A Genome-Wide Association Study into the Aetiology of Congenital Solitary Functioning Kidney
Sander Groen in ’t Woud,
Carlo Maj,
Kirsten Y. Renkema,
Rik Westland,
Tessel Galesloot,
Iris A. L. M. van Rooij,
Sita H. Vermeulen,
Wout F. J. Feitz,
Nel Roeleveld,
Michiel F. Schreuder,
Loes F. M. van der Zanden
Affiliations
Sander Groen in ’t Woud
Radboud Institute for Health Sciences, Department for Health Evidence, Radboud University Medical Center, 6500 HB Nijmegen, The Netherlands
Carlo Maj
Centre for Human Genetics, University of Marburg, 35037 Marburg, Germany
Kirsten Y. Renkema
Department of Genetics, University Medical Center Utrecht, Utrecht University, 3584 CS Utrecht, The Netherlands
Rik Westland
Department of Pediatric Nephrology, Emma Children’s Hospital, Amsterdam UMC, University of Amsterdam, 1105 AZ Amsterdam, The Netherlands
Tessel Galesloot
Radboud Institute for Health Sciences, Department for Health Evidence, Radboud University Medical Center, 6500 HB Nijmegen, The Netherlands
Iris A. L. M. van Rooij
Radboud Institute for Health Sciences, Department for Health Evidence, Radboud University Medical Center, 6500 HB Nijmegen, The Netherlands
Sita H. Vermeulen
Radboud Institute for Health Sciences, Department for Health Evidence, Radboud University Medical Center, 6500 HB Nijmegen, The Netherlands
Wout F. J. Feitz
Division of Pediatric Urology, Department of Urology, Radboud Institute for Molecular Life Sciences, Radboudumc Amalia Children’s Hospital, 6500 HB Nijmegen, The Netherlands
Nel Roeleveld
Radboud Institute for Health Sciences, Department for Health Evidence, Radboud University Medical Center, 6500 HB Nijmegen, The Netherlands
Michiel F. Schreuder
Radboud Institute for Molecular Life Sciences, Department of Paediatric Nephrology, Radboudumc Amalia Children’s Hospital, 6500 HB Nijmegen, The Netherlands
Loes F. M. van der Zanden
Radboud Institute for Health Sciences, Department for Health Evidence, Radboud University Medical Center, 6500 HB Nijmegen, The Netherlands
Congenital solitary functioning kidney (CSFK) is a birth defect that occurs in 1:1500 children and predisposes them to kidney injury.
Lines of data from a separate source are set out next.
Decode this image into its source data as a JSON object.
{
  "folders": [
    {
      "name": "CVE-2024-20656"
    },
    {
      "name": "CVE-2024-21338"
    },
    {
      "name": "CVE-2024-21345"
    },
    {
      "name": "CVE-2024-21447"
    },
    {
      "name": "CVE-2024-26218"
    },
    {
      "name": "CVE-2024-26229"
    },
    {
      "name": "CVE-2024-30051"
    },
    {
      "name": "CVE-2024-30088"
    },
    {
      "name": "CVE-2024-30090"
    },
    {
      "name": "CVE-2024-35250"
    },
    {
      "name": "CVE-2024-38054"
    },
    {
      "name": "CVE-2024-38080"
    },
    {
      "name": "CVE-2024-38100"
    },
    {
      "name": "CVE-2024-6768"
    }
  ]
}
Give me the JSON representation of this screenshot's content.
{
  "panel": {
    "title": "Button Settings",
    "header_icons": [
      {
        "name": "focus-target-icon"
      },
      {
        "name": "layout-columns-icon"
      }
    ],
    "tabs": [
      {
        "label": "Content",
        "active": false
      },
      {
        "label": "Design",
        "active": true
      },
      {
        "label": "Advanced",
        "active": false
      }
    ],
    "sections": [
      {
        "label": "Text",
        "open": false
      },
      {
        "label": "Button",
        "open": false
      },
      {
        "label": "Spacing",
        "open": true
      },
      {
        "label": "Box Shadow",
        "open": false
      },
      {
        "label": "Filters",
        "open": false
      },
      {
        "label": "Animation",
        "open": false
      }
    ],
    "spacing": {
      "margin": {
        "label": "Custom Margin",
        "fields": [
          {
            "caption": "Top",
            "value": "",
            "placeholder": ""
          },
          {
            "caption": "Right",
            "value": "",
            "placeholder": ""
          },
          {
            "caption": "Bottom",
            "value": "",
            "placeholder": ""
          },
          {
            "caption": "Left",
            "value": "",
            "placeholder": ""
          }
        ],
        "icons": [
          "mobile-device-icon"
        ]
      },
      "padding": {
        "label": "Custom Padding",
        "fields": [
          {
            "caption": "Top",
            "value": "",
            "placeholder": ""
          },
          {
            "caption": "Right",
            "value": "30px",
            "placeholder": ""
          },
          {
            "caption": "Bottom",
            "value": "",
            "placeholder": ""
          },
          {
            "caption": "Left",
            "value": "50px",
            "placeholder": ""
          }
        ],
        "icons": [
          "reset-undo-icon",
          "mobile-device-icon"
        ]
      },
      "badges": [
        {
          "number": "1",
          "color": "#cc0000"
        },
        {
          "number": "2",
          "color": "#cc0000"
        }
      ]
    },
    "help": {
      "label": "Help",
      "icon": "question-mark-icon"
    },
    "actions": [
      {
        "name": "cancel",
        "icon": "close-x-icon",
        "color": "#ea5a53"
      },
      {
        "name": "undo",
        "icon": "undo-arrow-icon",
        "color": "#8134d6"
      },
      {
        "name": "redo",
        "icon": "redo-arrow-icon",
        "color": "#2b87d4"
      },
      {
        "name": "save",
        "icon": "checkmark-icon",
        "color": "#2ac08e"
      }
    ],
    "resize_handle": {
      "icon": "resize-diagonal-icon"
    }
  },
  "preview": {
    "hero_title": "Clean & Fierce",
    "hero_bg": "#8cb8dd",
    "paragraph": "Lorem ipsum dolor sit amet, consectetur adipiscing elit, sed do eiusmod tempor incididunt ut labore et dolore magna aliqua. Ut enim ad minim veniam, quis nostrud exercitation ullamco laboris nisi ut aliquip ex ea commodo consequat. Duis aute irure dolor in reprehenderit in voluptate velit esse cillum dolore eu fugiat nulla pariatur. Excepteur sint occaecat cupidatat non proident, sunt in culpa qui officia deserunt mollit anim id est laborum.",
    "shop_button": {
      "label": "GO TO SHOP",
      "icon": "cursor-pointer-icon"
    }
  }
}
Its aetiology is likely multifactorial. In addition to known monogenic causes and environmental risk factors, common genetic variation may contribute to susceptibility to CSFK. We performed a genome-wide association study among 452 patients with CSFK and two control groups of 669 healthy children and 5363 unaffected adults. Variants in two loci reached the genome-wide significance threshold of 5 × 10−8, and variants in 30 loci reached the suggestive significance threshold of 1 × 10−5. Of these, an identified locus with lead single nucleotide variant (SNV) rs140804918 (odds ratio 3.1, p-value = 1.4 × 10−8) on chromosome 7 was most promising due to its close proximity to HGF, a gene known to be involved in kidney development. Based on their known molecular functions, both KCTD20 and STK38 could explain the suggestive significant association with lead SNV rs148413365 on chromosome 6. Our findings need replication in an independent cohort of CSFK patients before they can be established definitively. However, our analysis suggests that common variants play a role in CSFK aetiology. Future research could enhance our understanding of the molecular mechanisms involved.